Ask Delhi Metro to withhold fare hike, CM Kejriwal urges CentreArvind Kejriwal demanded that a board meeting of DMRC should be convened to stay the proposed fare hike as the corporation is jointly owned by the Central and Delhi govts.
Delhi Chief Minister Arvind Kejriwal on Saturday urged Union Urban Affairs Minister Hardeep Puri to direct Delhi Metro to withhold the "unjustified" fare hike till its decision is jointly reviewed by the Central and Delhi governments.
In his letter to Puri, Kejriwal demanded that a board meeting of the Delhi Metro Rail Corporation (DMRC) should be convened to stay the proposed fare hike as the corporation is jointly owned by the central and the Delhi government.
He pointed out that Delhi residents were still reeling under the impact of the previous "steep fare hike" which came into effect in May and said the proposed second fare hike from October 10 "will be simply unacceptable in this time of economic distress", a government statement said.
Kejriwal said while the Fare Fixation Committee had recommended a gap of one year between two fare hikes, DMRC was going ahead with the second hike "even before six months after implementation of the previous fare hike".
"The Fare Fixation Committee recommended that from 2019 onwards, the annual fare hike should take care of inflation but should not exceed seven per cent per annum.
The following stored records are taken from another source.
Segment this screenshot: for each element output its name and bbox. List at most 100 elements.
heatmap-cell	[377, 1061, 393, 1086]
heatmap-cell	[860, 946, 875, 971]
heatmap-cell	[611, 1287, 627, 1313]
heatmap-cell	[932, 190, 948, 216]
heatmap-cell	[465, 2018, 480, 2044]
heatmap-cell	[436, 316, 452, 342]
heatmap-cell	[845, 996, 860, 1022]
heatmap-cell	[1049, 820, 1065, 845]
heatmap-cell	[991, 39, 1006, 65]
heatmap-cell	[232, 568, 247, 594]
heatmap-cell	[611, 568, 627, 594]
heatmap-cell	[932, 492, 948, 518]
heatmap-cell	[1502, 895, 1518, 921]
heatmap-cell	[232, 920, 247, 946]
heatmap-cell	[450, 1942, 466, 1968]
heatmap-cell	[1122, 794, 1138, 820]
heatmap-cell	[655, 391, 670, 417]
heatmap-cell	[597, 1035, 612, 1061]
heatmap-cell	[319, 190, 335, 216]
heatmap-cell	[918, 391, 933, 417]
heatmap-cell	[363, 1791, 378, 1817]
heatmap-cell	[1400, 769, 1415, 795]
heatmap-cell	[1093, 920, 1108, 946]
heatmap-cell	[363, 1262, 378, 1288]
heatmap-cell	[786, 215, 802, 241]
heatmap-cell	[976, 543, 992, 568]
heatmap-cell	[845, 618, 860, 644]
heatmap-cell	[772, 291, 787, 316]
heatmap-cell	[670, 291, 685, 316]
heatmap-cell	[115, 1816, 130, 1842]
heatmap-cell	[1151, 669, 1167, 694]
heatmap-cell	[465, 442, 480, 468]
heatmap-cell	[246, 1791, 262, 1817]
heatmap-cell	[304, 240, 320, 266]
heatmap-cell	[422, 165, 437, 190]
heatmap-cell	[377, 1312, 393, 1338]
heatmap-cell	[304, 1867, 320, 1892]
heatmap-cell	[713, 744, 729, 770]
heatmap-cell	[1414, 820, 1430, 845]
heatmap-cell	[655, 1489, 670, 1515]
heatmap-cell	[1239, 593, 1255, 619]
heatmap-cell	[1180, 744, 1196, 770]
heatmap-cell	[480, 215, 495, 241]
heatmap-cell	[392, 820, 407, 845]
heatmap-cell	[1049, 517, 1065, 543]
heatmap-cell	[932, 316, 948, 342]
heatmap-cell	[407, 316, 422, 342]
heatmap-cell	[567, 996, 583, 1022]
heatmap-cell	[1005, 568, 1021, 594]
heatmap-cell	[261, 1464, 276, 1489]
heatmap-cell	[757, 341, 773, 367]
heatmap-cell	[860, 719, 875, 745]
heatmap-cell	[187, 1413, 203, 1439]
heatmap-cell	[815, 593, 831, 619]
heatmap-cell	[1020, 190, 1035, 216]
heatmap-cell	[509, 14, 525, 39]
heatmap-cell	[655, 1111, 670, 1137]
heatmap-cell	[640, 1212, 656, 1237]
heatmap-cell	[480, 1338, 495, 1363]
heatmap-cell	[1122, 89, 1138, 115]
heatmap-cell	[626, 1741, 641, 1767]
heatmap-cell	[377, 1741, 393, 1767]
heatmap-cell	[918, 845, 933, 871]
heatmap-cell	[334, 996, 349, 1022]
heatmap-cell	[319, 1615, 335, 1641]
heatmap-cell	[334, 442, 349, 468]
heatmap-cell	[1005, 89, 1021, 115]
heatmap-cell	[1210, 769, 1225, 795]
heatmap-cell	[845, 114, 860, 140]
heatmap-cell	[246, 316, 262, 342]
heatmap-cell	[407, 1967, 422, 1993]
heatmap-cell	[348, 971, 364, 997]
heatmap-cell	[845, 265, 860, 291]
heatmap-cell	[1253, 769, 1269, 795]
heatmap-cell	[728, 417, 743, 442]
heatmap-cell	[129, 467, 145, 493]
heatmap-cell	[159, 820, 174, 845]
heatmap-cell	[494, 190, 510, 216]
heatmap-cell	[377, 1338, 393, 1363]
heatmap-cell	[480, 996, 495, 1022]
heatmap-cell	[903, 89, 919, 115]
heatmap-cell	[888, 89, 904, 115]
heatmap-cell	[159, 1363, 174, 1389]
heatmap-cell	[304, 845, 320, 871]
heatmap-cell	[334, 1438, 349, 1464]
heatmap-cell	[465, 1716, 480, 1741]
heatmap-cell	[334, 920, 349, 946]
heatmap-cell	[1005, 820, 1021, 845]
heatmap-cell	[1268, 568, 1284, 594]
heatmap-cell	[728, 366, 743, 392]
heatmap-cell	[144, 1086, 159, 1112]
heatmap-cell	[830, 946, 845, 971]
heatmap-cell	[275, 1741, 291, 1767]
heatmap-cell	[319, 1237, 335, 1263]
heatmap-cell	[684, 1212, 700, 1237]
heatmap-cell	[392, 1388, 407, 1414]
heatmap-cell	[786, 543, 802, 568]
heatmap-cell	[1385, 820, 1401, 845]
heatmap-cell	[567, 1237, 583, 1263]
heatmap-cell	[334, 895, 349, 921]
This principle is being completely overlooked in the fare hikes being planned for 2017 which, put together, will exceed 80 per cent in one year alone," he wrote.
"In several slabs, the increase will be 100 per cent, which is quite appalling. There is no reason why the principles to be followed from 2019 onwards should be completely violated in 2017," Kejriwal wrote in his letter.
He pointed out that the committee also advised DMRC to raise funds through real estate development on the lines of the Hong Kong Metro and to improve productivity to cut down costs which would lead to a "much lower increase" in fares.
The AAP leader said no initiatives by the DMRC were visible to improve efficiency so it could reduce costs.
"Their effort is to pass on all costs and inefficiencies in the form of a higher fare to be imposed on the ordinary commuters," he wrote.